Depuis huit mois, les chercheurs de l'Université d'East Anglia vivaient comme des parias mais, la commission d'enquête indépendante sur « l'affaire des emails » les dédouane de toute pratique frauduleuse; « leur rigueur et leur honnêteté ne peuvent être mises en doute » affirment les auteurs du rapport.

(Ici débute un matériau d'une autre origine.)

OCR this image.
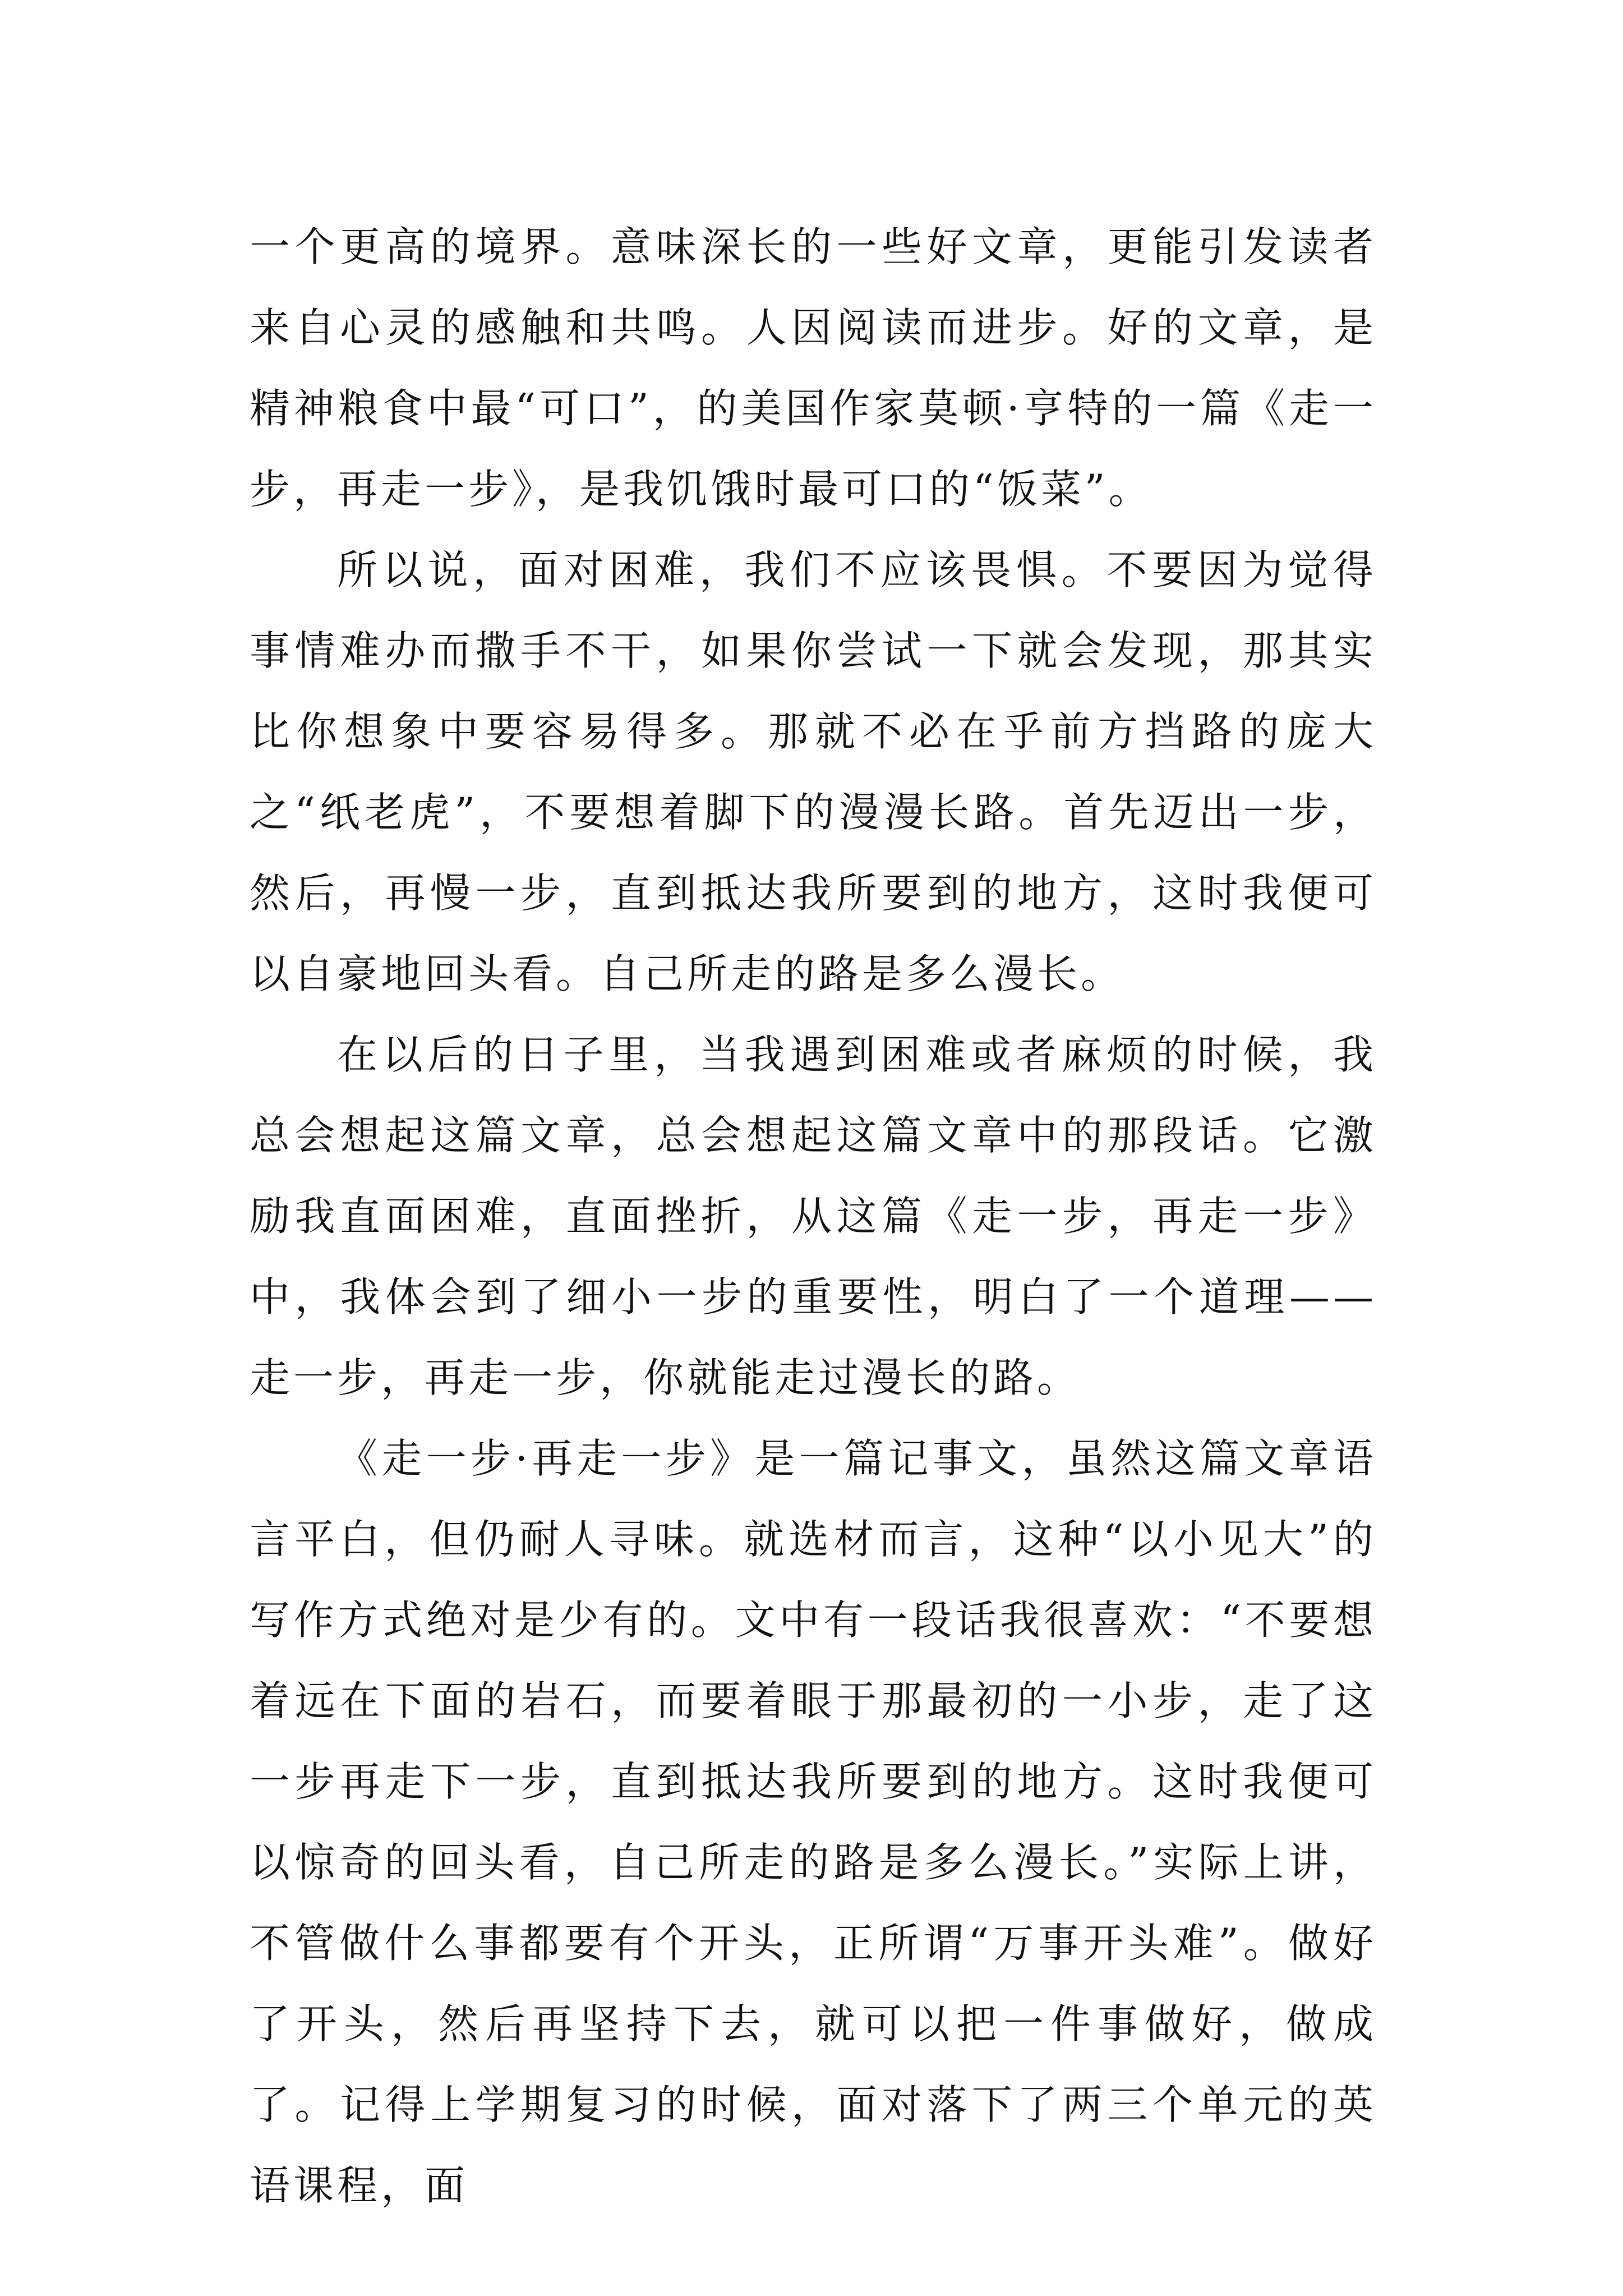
一个更高的境界。意味深长的一些好文章，更能引发读者来自心灵的感触和共鸣。人因阅读而进步。好的文章，是精神粮食中最“可口”，的美国作家莫顿·亨特的一篇《走一步，再走一步》，是我饥饿时最可口的“饭菜”。

所以说，面对困难，我们不应该畏惧。不要因为觉得事情难办而撒手不干，如果你尝试一下就会发现，那其实比你想象中要容易得多。那就不必在乎前方挡路的庞大之“纸老虎”，不要想着脚下的漫漫长路。首先迈出一步，然后，再慢一步，直到抵达我所要到的地方，这时我便可以自豪地回头看。自己所走的路是多么漫长。

在以后的日子里，当我遇到困难或者麻烦的时候，我总会想起这篇文章，总会想起这篇文章中的那段话。它激励我直面困难，直面挫折，从这篇《走一步，再走一步》中，我体会到了细小一步的重要性，明白了一个道理——走一步，再走一步，你就能走过漫长的路。

《走一步·再走一步》是一篇记事文，虽然这篇文章语言平白，但仍耐人寻味。就选材而言，这种“以小见大”的写作方式绝对是少有的。文中有一段话我很喜欢：“不要想着远在下面的岩石，而要着眼于那最初的一小步，走了这一步再走下一步，直到抵达我所要到的地方。这时我便可以惊奇的回头看，自己所走的路是多么漫长。”实际上讲，不管做什么事都要有个开头，正所谓“万事开头难”。做好了开头，然后再坚持下去，就可以把一件事做好，做成了。记得上学期复习的时候，面对落下了两三个单元的英语课程，面
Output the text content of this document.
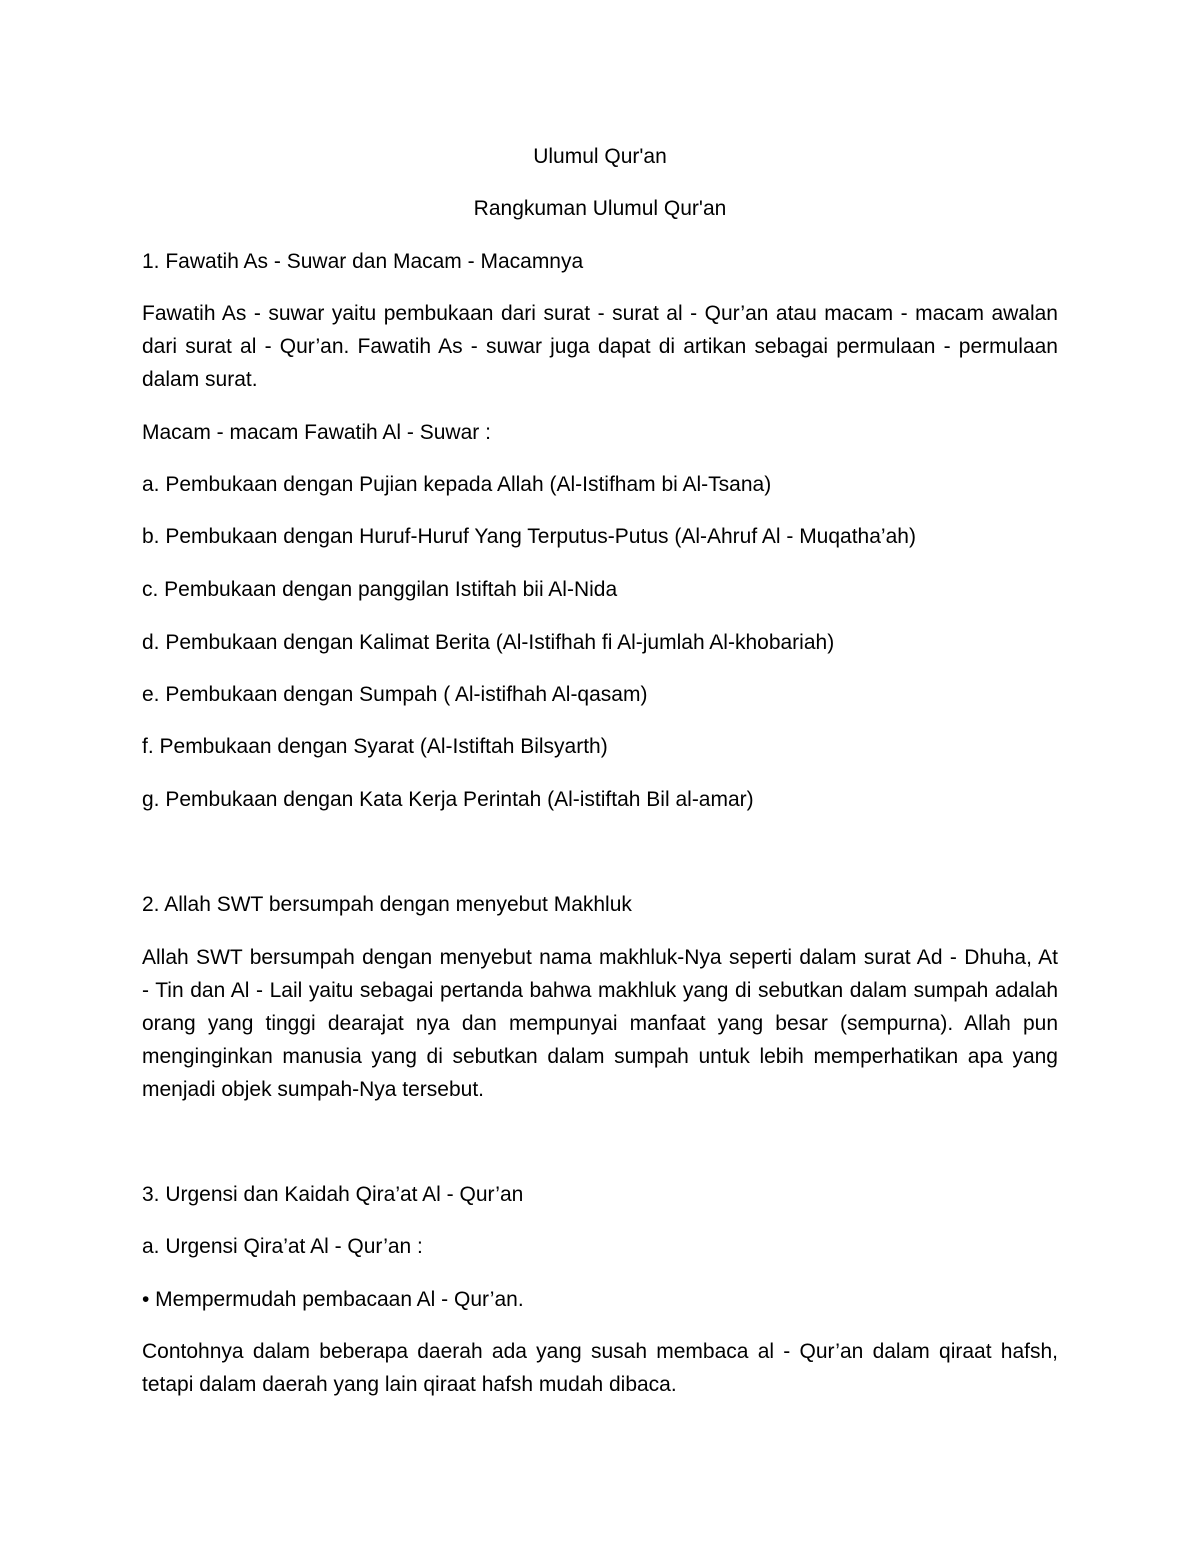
Ulumul Qur'an
Rangkuman Ulumul Qur'an
1. Fawatih As - Suwar dan Macam - Macamnya
Fawatih As - suwar yaitu pembukaan dari surat - surat al - Qur’an atau macam - macam awalan
dari surat al - Qur’an. Fawatih As - suwar juga dapat di artikan sebagai permulaan - permulaan
dalam surat.
Macam - macam Fawatih Al - Suwar :
a. Pembukaan dengan Pujian kepada Allah (Al-Istifham bi Al-Tsana)
b. Pembukaan dengan Huruf-Huruf Yang Terputus-Putus (Al-Ahruf Al - Muqatha’ah)
c. Pembukaan dengan panggilan Istiftah bii Al-Nida
d. Pembukaan dengan Kalimat Berita (Al-Istifhah fi Al-jumlah Al-khobariah)
e. Pembukaan dengan Sumpah ( Al-istifhah Al-qasam)
f. Pembukaan dengan Syarat (Al-Istiftah Bilsyarth)
g. Pembukaan dengan Kata Kerja Perintah (Al-istiftah Bil al-amar)
2. Allah SWT bersumpah dengan menyebut Makhluk
Allah SWT bersumpah dengan menyebut nama makhluk-Nya seperti dalam surat Ad - Dhuha, At
- Tin dan Al - Lail yaitu sebagai pertanda bahwa makhluk yang di sebutkan dalam sumpah adalah
orang yang tinggi dearajat nya dan mempunyai manfaat yang besar (sempurna). Allah pun
menginginkan manusia yang di sebutkan dalam sumpah untuk lebih memperhatikan apa yang
menjadi objek sumpah-Nya tersebut.
3. Urgensi dan Kaidah Qira’at Al - Qur’an
a. Urgensi Qira’at Al - Qur’an :
• Mempermudah pembacaan Al - Qur’an.
Contohnya dalam beberapa daerah ada yang susah membaca al - Qur’an dalam qiraat hafsh,
tetapi dalam daerah yang lain qiraat hafsh mudah dibaca.
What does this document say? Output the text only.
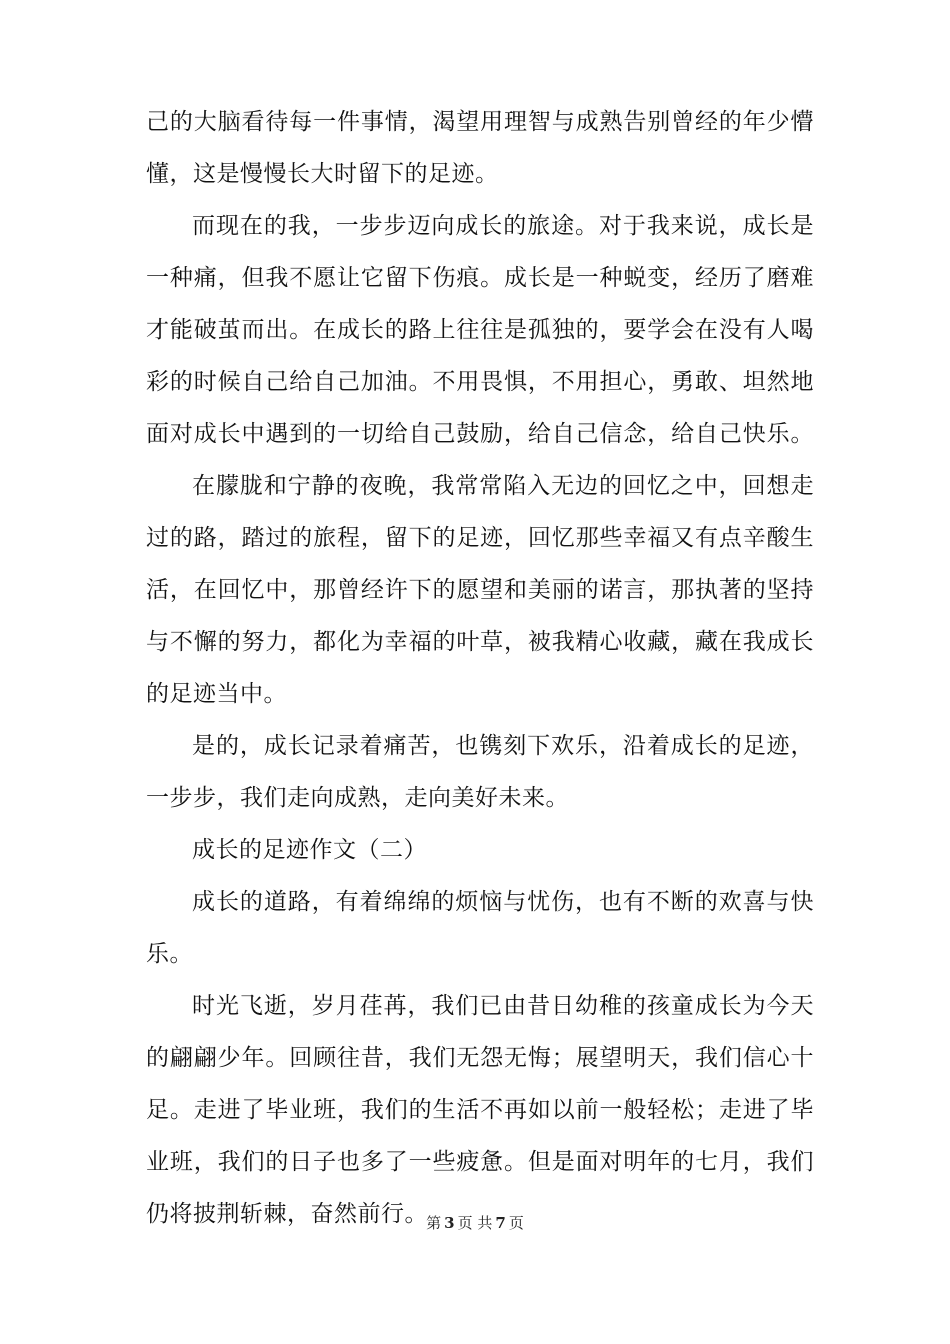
己的大脑看待每一件事情，渴望用理智与成熟告别曾经的年少懵
懂，这是慢慢长大时留下的足迹。
而现在的我，一步步迈向成长的旅途。对于我来说，成长是
一种痛，但我不愿让它留下伤痕。成长是一种蜕变，经历了磨难
才能破茧而出。在成长的路上往往是孤独的，要学会在没有人喝
彩的时候自己给自己加油。不用畏惧，不用担心，勇敢、坦然地
面对成长中遇到的一切给自己鼓励，给自己信念，给自己快乐。
在朦胧和宁静的夜晚，我常常陷入无边的回忆之中，回想走
过的路，踏过的旅程，留下的足迹，回忆那些幸福又有点辛酸生
活，在回忆中，那曾经许下的愿望和美丽的诺言，那执著的坚持
与不懈的努力，都化为幸福的叶草，被我精心收藏，藏在我成长
的足迹当中。
是的，成长记录着痛苦，也镌刻下欢乐，沿着成长的足迹，
一步步，我们走向成熟，走向美好未来。
成长的足迹作文（二）
成长的道路，有着绵绵的烦恼与忧伤，也有不断的欢喜与快
乐。
时光飞逝，岁月荏苒，我们已由昔日幼稚的孩童成长为今天
的翩翩少年。回顾往昔，我们无怨无悔；展望明天，我们信心十
足。走进了毕业班，我们的生活不再如以前一般轻松；走进了毕
业班，我们的日子也多了一些疲惫。但是面对明年的七月，我们
仍将披荆斩棘，奋然前行。
第 3 页 共 7 页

Le prétendu « Climategate », débute en novembre 2009, lorsque plusieurs centaines d'emails privés de membres de l'Unité de recherche climatique (CRU) de l'université d'East Anglia se retrouvent mystérieusement en ligne. Le CRU a un rôle éminemment stratégique car ses données servent de base aux rapports du Groupe intergouvernemental sur l'évolution du climat (Giec), l'instance suprême chargée de prédire l'avenir de la planète. Or, dans un des emails, le chef du CRU se vante d'avoir trouvé une « ruse » pour « dissimuler la baisse » d'une courbe de températures.

Avec ces trois mots, les climatosceptiques pensent avoir trouvé la preuve irréfutable d'un complot mondial...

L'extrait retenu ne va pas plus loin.